Patriarch Kirill called for “moral education,” stressing that the “establishment of family values, ideals of chastity and marital fidelity” should be at the forefront of curbing the virus.
Both the government and the church staunchly oppose sex education for children. One senior government official stated that classical literature was the best teacher.
The state also adamantly opposes methadone for drug addicts, sometimes denigrated as a “narcoliberal” scheme. In other countries, methadone programs are used both to treat and to monitor patients infected by intravenous needles.
The emphasis on traditional values dismays those fighting the disease. “Traditional values just means leaving everything as it is,” Mr. Pokrovsky said. “If we have traditional values and do nothing, the epidemic will keep spreading.”

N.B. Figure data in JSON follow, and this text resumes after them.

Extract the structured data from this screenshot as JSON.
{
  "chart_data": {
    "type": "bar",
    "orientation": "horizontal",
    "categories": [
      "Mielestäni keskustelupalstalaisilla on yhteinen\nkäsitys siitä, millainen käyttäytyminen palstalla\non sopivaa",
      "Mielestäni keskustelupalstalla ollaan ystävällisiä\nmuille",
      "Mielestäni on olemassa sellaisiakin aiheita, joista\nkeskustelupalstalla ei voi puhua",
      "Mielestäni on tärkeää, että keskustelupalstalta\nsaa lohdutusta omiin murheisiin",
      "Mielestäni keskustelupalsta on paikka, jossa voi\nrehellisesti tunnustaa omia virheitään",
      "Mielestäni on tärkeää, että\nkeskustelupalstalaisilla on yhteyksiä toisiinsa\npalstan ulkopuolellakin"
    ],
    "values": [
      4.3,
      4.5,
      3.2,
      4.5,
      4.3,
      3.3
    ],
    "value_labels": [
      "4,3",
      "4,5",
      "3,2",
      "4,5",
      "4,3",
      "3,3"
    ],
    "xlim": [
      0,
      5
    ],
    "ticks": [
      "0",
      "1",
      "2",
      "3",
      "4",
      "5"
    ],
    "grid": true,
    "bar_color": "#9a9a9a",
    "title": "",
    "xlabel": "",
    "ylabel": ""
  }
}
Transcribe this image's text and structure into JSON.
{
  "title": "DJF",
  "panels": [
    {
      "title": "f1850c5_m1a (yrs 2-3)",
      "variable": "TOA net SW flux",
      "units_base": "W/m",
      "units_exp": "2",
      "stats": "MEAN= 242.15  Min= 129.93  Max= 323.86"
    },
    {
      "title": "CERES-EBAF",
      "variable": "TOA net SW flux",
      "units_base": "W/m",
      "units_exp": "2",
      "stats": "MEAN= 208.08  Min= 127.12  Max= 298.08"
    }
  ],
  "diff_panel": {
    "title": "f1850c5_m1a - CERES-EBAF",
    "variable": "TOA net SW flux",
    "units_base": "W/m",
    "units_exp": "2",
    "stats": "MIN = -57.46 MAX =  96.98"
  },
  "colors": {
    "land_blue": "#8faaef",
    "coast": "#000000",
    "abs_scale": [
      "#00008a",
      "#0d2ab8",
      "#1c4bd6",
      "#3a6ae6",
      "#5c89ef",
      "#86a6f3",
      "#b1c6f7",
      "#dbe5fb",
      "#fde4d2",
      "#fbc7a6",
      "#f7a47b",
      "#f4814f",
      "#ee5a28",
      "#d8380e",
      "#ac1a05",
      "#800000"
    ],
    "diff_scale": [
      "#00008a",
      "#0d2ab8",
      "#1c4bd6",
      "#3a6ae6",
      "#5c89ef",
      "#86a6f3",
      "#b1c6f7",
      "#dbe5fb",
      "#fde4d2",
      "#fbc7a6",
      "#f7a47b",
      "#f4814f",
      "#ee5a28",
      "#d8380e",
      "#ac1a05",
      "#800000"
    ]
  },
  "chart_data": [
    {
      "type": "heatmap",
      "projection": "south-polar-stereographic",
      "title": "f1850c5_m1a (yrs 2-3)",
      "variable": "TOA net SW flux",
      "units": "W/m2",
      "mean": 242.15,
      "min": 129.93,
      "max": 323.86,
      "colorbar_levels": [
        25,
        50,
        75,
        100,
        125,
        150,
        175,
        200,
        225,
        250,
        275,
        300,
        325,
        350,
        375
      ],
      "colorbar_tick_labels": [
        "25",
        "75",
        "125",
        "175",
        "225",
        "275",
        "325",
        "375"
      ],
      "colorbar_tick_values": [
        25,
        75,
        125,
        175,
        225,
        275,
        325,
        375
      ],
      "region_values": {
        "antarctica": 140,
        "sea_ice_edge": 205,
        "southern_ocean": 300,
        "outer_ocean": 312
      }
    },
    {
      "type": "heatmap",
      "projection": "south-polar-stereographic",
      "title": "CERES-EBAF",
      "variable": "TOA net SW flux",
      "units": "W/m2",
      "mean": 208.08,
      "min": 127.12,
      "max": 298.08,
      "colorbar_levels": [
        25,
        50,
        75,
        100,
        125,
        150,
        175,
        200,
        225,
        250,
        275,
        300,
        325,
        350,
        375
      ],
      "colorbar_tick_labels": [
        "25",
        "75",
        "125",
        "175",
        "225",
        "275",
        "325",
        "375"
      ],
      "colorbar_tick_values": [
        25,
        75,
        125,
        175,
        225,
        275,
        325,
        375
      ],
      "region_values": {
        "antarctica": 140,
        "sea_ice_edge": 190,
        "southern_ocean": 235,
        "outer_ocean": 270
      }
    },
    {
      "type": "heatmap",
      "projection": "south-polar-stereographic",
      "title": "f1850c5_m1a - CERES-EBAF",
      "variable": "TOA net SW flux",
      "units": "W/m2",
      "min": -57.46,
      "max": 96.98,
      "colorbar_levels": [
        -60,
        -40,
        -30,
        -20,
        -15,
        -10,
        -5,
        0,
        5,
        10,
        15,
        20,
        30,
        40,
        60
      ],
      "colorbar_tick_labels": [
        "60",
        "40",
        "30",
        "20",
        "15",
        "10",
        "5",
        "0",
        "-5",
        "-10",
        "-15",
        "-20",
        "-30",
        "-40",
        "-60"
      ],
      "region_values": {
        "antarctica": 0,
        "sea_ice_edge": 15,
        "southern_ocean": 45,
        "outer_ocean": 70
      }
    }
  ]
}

Compounding the problems, the federal government has tried to silence organizations that challenged its policies, labeling them “foreign agents” for receiving grants from abroad, forcing some to close.
The Andrey Rylkov Foundation for Health and Social Justice, which hands out free needles and condoms in southern Moscow, now has to staple a small label to its plastic bags saying “Foreign Agent” as required by law. Recipients said they could not care less, but it means that the foundation cannot work with government organizations.
“H.I.V. is not a personal problem, it is a social problem, and it should be solved as a social problem,” Elena Plotnikova, who works for the foundation, said as she handed out supplies. “The basic attitude of the government is: You made a bad decision and we are not going to help you.”
N.G.O.s are considered crucial to reaching populations that avoid government contact, including drug addicts, prostitutes and gay men. Help varies widely from city to city. St. Petersburg is perhaps the most enlightened, treating all comers to its clinic and sponsoring an advertising campaign.
Dr. Vinogradova and Mr. Skvortsov appear together on one poster encouraging people to get tested. The couple is startlingly open about their sex life, stressing that his being on antiviral drugs means that she remains H.I.V. negative even though they do not use condoms.
In the poster, wearing navy blue shirts, they stare into each other’s eyes. “I know that there are no barriers to my love,” reads the text. “H.I.V. is not an obstacle to creating a family; it’s possible to live a long life with H.I.V.”